Academics have put forward an argument that it is becoming more and more urgent to fit robots with the appropriate safety measures as their interaction with human beings increases every day. They have suggested that robots should be fitted with black boxes to monitor their movements and decisions. This measure will at least be able to help their makers diagnose their faultiness when accidents happen. This urgency has been created by the use of robots far from their typical roles in industries. Nowadays, they work side by side with human as security guards, customer assistants, or even driverless cars.
The scientists’ case to have the robots fitted with ‘ethical black boxes’ will be discussed further at the University of Surrey conference on robots. In this meeting, it is expected that both scientists and robot experts will have a discourse on the steps that have been taken to ensure that autonomous robots can work and make rational decisions without having to be monitored. The conference came in the wake of an incident where a robot had an accident as it was patrolling in Georgetown, Washington DC. The robot was guarding a riverside complex when it accidentally fell down the stairs and sunk into a fountain.

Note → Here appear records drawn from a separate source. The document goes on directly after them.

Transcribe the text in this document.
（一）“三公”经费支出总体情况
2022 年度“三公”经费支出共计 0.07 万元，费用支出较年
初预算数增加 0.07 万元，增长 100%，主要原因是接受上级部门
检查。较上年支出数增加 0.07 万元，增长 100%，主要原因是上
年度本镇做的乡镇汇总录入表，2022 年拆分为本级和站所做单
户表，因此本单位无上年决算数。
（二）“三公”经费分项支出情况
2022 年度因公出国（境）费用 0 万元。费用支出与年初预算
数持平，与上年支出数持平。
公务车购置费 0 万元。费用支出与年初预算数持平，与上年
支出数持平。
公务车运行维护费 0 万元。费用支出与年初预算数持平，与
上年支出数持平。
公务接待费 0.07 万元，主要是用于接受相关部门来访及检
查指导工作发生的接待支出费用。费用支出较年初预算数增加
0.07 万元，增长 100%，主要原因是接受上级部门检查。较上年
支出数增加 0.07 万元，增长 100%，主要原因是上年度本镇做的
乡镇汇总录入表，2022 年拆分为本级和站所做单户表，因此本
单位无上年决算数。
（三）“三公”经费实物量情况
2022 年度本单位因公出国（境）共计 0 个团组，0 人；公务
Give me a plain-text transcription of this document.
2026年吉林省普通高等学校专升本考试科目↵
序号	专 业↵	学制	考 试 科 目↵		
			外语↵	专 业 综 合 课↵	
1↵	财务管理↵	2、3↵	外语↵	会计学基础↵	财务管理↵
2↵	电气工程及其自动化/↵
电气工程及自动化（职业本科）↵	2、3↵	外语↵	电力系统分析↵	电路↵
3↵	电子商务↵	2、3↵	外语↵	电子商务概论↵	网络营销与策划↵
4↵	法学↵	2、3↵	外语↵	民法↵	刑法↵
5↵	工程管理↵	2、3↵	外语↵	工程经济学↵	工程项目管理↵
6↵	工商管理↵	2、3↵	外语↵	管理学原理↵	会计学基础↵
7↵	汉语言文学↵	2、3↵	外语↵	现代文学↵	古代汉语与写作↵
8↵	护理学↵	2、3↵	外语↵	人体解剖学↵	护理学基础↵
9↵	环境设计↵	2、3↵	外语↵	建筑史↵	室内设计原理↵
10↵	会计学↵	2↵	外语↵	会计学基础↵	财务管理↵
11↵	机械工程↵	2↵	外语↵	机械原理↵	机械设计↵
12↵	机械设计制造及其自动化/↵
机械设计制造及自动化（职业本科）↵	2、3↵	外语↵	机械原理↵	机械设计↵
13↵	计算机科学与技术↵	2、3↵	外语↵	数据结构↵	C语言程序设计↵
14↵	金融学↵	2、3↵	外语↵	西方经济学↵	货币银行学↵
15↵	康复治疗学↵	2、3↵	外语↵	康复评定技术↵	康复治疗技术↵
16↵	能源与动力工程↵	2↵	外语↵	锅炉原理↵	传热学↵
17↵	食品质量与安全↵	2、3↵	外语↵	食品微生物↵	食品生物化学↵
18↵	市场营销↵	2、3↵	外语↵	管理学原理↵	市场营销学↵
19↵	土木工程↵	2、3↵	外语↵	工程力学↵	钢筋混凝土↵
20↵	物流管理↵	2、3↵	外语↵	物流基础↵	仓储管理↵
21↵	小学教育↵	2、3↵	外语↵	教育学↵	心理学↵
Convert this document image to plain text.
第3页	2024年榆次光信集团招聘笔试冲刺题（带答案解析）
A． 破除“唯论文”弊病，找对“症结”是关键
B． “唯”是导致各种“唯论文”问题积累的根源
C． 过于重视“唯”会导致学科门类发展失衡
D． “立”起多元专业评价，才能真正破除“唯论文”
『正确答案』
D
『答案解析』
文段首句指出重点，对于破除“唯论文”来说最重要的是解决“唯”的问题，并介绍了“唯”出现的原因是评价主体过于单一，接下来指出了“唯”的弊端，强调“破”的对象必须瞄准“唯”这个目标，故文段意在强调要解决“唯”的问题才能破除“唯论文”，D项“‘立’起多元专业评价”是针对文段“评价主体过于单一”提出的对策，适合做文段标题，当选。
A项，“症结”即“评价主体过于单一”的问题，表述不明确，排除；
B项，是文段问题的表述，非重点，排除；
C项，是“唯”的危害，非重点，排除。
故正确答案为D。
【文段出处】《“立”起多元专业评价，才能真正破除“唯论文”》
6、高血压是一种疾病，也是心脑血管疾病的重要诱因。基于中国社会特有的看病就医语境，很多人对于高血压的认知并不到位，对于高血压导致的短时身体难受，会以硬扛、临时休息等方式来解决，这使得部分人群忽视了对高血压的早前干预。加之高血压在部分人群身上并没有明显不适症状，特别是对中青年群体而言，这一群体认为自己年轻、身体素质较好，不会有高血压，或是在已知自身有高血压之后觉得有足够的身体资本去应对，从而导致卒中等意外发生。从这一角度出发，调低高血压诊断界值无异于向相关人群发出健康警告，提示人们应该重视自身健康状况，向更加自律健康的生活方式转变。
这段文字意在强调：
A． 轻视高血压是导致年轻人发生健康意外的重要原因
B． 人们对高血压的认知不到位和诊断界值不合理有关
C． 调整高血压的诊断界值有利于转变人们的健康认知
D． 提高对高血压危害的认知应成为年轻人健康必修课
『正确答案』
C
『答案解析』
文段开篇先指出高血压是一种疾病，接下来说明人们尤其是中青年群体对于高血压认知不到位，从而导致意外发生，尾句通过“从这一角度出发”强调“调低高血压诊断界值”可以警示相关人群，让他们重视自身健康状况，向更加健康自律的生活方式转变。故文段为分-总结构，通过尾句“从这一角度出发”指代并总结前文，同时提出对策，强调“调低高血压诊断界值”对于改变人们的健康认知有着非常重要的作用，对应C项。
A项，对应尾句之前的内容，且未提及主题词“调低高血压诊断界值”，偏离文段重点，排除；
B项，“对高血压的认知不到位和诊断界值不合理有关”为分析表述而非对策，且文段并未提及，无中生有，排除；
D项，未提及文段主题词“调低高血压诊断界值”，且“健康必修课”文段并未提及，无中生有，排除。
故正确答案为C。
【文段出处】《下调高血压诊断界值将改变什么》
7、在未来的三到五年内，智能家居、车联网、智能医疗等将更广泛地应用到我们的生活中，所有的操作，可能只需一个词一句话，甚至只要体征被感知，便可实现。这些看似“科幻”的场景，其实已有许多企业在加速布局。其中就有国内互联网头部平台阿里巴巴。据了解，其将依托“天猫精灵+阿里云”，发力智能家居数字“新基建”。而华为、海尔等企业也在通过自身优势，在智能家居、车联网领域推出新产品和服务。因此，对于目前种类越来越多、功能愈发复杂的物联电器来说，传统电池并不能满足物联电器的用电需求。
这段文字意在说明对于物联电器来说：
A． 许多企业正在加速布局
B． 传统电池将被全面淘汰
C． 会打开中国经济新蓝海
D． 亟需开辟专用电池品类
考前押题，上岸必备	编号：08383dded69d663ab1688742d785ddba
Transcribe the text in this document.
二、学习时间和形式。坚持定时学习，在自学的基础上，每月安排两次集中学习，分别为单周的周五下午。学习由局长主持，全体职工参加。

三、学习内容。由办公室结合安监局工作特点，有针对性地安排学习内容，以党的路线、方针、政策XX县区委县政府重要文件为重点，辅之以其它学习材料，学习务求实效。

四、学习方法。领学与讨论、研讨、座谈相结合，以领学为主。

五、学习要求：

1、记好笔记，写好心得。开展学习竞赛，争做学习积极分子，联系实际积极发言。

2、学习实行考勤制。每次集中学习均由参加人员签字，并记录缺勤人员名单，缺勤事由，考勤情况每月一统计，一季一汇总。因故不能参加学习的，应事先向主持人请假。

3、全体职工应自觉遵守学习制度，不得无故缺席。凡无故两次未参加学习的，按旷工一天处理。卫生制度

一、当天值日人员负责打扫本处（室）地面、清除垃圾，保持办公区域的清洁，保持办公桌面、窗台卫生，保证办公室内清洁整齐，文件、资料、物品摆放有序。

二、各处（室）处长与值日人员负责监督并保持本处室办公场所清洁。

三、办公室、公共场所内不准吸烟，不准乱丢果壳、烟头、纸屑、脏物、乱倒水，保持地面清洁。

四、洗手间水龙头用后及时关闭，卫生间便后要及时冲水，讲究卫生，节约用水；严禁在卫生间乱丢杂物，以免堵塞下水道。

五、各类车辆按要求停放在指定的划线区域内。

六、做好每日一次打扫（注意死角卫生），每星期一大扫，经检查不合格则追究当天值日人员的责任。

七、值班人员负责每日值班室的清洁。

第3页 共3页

It is not always that accidents involving robots are casualty-free. A man was killed on the road after turning on an autopilot feature in his car. The car was unable to perceive a truck in front of its path and caused a fatal crash. Winfield and Marina Jirotka have been at the forefront of advocating for the fitting of black boxes in robots. The latter, a professor at the Oxford University, reckons that accidents involving robots will require investigation. However, this is impossible if there is no record whatsoever of the robots thinking patterns at the time of the accident. The fitting of black boxes will, hence, go along the way into also helping the robots explain their actions to humans in a straightforward language.